H4M

From MultimediaWiki
Revision as of 04:20, 29 July 2021 by Kostya (talk | contribs) (update information)
(diff) ← Older revision | Latest revision (diff) | Newer revision → (diff)
Jump to navigation Jump to search

H4M is game format that uses AOT (Adaptive Orthogonalized Transform) based vector quantization image compression.

  • HVQM3 is used on N64 Mario Party series games
  • HVQM4 is used on some Nintendo GameCube Biohazard/Resident Evil series games

H4M files begin with the ASCII characters "HVQM" followed by versioning information. After 68-byte header a number of blocks follows with each block grouping several audio and video frames.

H4M header

All values are big-endian.

 5 bytes - "HVQM4"
 4 bytes - version(e.g. " 1.3" or " 1.5")
 7 bytes - padding?
 4 bytes - header size
 4 bytes - data size
 4 bytes - number of blocks
 4 bytes - total number of video frames
 4 bytes - total number of audio frames
 4 bytes - frame duration in microseconds
 4 bytes - maximum video frame size?
 4 bytes - unknown
 4 bytes - maximum audio frame size?
 2 bytes - width
 2 bytes - height
 1 byte  - horizontal subsampling
 1 byte  - vertical subsampling
 1 byte  - video mode
 1 byte  - unknown
 1 byte  - number of channels
 1 byte  - bits per audio sample
 1 byte  - audio format
 1 byte  - number of audio tracks minus one
 4 bytes - sampling rate

Each block may contain several audio and video frames and starts with the following 20-byte header:

 4 bytes - previous block size
 4 bytes - current block size
 4 bytes - number of video frames in the block
 4 bytes - number of audio frames in the block
 4 bytes - last block flag?

A frame has its own header:

 2 bytes - frame data type (0 - audio, 1 - video)
 2 bytes - frame type (for video 0x10 - I-frame, 0x20 - P-frame, 0x30 - B-frame)
 4 bytes - frame size

Video coding

Video compression is based on so-called Adaptive Orthogonal Transform, Huffman coding, zero-run coding and halfpel motion compensation. AOT means decomposing block into several orthogonal bases and coding just those bases positions in the special matrix (call nest) and scaling coefficients.

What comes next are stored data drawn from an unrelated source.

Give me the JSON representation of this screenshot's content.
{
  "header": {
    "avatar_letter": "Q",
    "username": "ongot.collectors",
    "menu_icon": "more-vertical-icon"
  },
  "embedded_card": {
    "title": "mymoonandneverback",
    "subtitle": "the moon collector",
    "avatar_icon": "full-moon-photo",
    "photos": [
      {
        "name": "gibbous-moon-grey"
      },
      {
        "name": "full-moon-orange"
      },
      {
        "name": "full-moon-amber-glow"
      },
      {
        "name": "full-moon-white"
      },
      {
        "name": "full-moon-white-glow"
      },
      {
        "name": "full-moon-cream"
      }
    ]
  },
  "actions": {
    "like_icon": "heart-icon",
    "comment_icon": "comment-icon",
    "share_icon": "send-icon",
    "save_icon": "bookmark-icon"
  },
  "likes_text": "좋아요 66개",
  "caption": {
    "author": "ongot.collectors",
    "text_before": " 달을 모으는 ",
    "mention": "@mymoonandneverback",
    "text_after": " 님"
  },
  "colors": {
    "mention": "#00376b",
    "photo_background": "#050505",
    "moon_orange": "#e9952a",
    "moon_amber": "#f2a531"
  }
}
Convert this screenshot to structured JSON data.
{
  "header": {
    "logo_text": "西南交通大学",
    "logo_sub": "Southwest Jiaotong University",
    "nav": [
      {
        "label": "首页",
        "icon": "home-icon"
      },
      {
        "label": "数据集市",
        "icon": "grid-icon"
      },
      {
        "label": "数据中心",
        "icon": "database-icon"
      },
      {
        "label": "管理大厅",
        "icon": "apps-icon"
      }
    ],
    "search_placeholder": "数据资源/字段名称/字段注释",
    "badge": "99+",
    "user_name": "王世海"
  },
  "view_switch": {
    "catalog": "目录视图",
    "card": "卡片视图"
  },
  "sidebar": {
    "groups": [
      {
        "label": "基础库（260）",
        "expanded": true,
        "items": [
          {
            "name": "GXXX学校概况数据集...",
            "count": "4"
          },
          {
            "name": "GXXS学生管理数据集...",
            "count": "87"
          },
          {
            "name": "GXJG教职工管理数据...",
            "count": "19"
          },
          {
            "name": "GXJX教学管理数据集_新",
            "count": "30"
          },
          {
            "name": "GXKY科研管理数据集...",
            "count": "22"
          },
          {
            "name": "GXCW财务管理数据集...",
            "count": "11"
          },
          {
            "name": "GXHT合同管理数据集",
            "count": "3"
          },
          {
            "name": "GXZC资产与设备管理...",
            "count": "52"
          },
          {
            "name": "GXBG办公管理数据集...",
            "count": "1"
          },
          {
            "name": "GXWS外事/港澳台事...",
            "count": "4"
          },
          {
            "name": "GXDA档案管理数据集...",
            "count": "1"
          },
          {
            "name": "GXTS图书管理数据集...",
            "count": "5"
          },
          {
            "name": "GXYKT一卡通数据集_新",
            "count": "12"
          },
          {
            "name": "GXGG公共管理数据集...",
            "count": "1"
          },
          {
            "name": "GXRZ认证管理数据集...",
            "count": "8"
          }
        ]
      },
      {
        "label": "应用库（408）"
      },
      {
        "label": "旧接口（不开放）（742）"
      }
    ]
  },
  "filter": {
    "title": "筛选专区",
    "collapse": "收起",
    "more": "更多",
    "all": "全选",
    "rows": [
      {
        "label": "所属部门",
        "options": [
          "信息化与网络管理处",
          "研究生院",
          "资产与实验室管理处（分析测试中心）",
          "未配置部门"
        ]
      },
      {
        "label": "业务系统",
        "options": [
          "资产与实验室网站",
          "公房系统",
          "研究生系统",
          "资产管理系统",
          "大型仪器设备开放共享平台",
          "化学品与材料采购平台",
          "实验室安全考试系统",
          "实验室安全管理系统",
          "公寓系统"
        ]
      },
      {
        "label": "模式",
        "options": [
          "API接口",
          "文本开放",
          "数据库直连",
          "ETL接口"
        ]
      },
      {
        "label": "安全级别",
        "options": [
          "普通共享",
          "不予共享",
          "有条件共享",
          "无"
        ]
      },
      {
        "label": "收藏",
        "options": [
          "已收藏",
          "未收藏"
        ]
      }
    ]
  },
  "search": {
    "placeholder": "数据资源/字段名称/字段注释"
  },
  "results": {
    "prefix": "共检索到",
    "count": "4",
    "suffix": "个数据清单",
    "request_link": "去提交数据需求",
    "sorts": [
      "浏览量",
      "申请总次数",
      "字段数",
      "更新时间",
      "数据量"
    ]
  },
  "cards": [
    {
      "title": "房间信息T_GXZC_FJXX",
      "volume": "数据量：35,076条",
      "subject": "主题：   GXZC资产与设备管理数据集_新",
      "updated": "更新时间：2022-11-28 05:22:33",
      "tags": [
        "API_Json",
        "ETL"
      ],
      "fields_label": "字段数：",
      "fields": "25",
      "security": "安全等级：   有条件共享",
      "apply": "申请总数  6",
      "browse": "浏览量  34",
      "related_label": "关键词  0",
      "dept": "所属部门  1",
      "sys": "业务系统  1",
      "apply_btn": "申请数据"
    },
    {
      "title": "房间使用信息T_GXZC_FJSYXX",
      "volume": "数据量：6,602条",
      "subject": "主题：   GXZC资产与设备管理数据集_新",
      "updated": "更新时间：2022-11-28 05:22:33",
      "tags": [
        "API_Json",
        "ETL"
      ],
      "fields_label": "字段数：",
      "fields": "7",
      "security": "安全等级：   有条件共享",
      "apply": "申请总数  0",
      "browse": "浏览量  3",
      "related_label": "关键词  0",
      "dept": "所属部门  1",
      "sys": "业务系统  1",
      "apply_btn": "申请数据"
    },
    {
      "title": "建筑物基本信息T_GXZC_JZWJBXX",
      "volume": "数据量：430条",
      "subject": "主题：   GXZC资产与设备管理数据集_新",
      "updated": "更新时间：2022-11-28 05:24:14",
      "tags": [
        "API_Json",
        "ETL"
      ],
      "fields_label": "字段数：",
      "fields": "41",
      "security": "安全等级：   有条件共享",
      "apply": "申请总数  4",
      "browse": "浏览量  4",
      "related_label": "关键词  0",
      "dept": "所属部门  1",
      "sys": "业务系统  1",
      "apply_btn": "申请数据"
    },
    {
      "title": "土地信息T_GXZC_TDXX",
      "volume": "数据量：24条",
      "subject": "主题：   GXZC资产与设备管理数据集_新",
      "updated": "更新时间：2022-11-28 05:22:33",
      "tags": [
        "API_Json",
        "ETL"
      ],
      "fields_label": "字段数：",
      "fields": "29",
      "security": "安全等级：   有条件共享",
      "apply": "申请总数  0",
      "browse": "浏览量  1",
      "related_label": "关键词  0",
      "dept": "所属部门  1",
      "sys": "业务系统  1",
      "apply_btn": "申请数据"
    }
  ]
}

Frame data is split into chunks, each of them containing data of the same type (DC values, zero run values etc). Some of those data chunks are coupled together, so one data chunk contains Huffman tree definition used in several other data sources (e.g. DC values for all planes use the definition stored in luma DC data, there's single tree definition for motion vector components, all zero-run data sources rely on single tree definition as well). There's one special data source used for raw block coefficients and basis parameters that stores only bytes and 16-bit values and thus has no tree definition.

Many block types in plane coded using zero runs: if the decoded coefficient value is zero then you should read the length of the following zero run from the paired tree.

I-frame structure

I-frame header contains the following:

  • DC shift
  • post-transform shift
  • nest parameters
  • offsets to block type and zero run data for both luma and chroma
  • offsets to DC, AOT basis and raw block data for each plane
  • offsets to DC zero run data for each plane

Frame reconstruction involves the following steps:

  • reading transform type for each 4x4 block on each plane
  • decoding block DCs (with simple top and left prediction)
  • reconstructing each block depending on transform
    • type 0 is interpolating block contents from its own DC and DCs of its 4 neighbours (top, left, right and bottom)
    • types 1-5 means combining 1-5 bases selected from the 70x38 nest
    • type 6 is raw block (with coefficients coming from a special data source)
    • type 8 is simple DC-only transform (fill)
    • other types are unused

P- and B-frame structure

P-frames are decoded in the same way as B-frames except that the previous reference frame is also used as the next reference.

P- and B-frames contain these data sources in addition to the I-frame data (but there's no DC zero run data):

  • motion vector components
  • MC block type and procedure

Reconstruction is slightly different as well:

  • decode P/B block types
  • decode DC values for intra blocks
  • decode motion block sub-block types
  • if block is intra, decode it the same way as in I-frames
  • otherwise
    • decode halfpel motion vector (there's no MV prediction though)
    • for block type 6 just read raw data, for block type 0 just perform motion compensation, for block types 1-5 perform coefficient reconstruction like in intra frame and add to the motion compensated block.

Audio coding

Formats:

  • 0 - IMA ADPCM (data starts with status word, top 9 bits - predictor, low 7 bits - step)
  • 1 - PCM
  • 4 - simple DPCM (with 8-bit quantiser and one of three step tables to select from)

Games Using H4M

These games use H4M files. Observed format versions are noted where known.